While not directly analogous, people often think "it's just math" or "it's just numbers" and therefore claim their use is ok. I would encourage those people to read about illegal numbers: https://en.m.wikipedia.org/wiki/Illegal_number


Those numbers are encodings of some specific information. Weights are just results of purely mathematical algorithm fed data in randomized order.


I think you could replace "weights" with other things that you probably would want restricted (eg private keys).

My point is exactly that: just because something is the result of some fixed mathematical process plus randomness does not mean there's no nuance and it's always ok to share/publish.


Can cryptographic keys be copyrightable if they were published?

In come country copyright strictly requires creative human input.


It can be illegal to distribute something even if it's not protected by copyright.

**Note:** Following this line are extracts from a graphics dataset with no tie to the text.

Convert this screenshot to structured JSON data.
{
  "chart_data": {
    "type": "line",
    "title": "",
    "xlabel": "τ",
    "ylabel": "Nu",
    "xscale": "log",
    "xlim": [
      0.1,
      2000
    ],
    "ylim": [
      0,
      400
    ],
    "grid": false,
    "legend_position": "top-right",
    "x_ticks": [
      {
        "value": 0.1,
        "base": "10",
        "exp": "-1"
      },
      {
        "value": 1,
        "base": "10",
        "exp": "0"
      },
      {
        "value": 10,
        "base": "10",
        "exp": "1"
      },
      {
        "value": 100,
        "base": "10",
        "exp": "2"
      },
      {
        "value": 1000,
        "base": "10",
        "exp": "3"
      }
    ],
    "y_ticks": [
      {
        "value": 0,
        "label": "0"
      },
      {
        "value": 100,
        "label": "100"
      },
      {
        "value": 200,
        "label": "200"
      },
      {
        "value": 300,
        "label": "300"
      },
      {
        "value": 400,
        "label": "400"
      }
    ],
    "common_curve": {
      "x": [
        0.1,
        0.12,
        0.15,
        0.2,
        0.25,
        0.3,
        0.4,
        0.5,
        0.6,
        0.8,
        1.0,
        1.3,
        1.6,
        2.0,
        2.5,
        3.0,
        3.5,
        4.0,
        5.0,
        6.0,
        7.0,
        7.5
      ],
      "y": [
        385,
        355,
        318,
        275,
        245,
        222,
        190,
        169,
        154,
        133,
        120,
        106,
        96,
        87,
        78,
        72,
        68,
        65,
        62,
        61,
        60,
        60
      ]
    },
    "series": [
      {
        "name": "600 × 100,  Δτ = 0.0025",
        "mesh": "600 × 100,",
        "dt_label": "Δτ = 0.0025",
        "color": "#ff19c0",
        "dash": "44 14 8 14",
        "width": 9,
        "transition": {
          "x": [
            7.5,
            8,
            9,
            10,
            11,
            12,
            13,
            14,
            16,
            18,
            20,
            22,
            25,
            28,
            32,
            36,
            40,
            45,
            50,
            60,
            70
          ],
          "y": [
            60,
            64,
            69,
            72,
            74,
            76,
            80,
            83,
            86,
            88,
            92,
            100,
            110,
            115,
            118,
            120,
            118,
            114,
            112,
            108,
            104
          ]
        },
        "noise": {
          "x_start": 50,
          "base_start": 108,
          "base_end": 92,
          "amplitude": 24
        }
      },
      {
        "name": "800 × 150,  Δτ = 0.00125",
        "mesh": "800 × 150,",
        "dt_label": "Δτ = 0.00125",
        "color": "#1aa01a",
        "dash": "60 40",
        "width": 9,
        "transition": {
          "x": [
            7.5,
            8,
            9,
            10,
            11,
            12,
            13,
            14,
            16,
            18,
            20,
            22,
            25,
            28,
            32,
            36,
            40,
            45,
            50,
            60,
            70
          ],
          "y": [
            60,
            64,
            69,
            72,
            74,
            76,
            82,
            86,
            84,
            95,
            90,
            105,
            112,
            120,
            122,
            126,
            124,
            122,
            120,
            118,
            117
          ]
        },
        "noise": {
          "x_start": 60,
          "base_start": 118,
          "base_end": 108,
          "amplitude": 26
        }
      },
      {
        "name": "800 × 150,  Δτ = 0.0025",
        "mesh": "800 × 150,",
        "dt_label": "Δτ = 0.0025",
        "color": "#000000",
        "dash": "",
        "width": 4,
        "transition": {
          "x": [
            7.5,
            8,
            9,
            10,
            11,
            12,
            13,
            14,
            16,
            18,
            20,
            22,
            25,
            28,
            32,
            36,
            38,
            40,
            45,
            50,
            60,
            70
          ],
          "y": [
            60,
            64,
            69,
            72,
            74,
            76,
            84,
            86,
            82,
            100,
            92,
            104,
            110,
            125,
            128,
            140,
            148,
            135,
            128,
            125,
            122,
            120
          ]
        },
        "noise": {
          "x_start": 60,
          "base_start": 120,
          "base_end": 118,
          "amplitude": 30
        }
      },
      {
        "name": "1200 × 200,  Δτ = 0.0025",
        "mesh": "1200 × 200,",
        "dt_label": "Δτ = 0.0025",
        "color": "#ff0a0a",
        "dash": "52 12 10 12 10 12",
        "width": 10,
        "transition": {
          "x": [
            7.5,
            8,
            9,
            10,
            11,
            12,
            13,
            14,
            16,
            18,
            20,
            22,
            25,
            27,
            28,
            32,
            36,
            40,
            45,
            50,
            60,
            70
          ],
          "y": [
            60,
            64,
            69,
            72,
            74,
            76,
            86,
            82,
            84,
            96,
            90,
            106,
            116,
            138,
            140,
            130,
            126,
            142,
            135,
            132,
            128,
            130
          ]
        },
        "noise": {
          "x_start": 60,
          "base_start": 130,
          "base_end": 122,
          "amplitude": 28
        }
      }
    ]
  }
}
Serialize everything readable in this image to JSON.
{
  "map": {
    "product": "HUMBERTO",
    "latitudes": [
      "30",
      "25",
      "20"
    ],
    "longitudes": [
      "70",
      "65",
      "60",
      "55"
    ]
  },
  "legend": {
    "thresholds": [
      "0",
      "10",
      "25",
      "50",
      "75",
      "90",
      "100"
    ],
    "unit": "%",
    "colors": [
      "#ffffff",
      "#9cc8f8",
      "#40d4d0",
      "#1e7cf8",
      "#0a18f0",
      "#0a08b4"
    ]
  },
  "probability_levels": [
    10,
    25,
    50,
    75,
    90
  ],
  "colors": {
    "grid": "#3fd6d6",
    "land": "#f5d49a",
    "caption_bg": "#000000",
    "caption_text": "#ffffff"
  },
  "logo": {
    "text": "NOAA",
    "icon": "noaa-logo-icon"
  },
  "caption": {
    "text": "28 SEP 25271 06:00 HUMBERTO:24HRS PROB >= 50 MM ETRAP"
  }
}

I don't know how courts will rule on this one, though


*some countries


It hasn't been weighed on, but as someone with no legal credentials, it wouldn't surprise me if the ultimate answer on models being copyrightable is "No."

Ultimately, the working parts of a given model are completely unknowable to even the smartest humans once you get to doing anything past bare basics. We know the shape of the model, the number of layers, and what inputs/outputs correlate to, but not really anything else. It's the product of a machine trying things randomly until something works, then the best model produced is selected for production.

Not altogether different on a high level perspective from generating an image, or piece of text using a model. You're introducing a random factor, number of steps, and the machine uses this unknowable model to produce something a person can understand.

I do think the law should update and grant some protections to people who produce models, because losing all protection would mean the death of open model releases, and then we'd be even more seriously staring down the barrel of corpos controlling the entirety of the technology moreso than we are now. At least open models provide some semblance of control for end users.


> I do think the law should update and grant some protections to people who produce models

This is what every reasonable person thinks, and because legislators and lawyers generally aren't that great at or keen on designing new frameworks for IP protection, the most likely outcome would be extending the concept of copyrights to models.

They did it for photography, for software programs, and they will do it for AI models.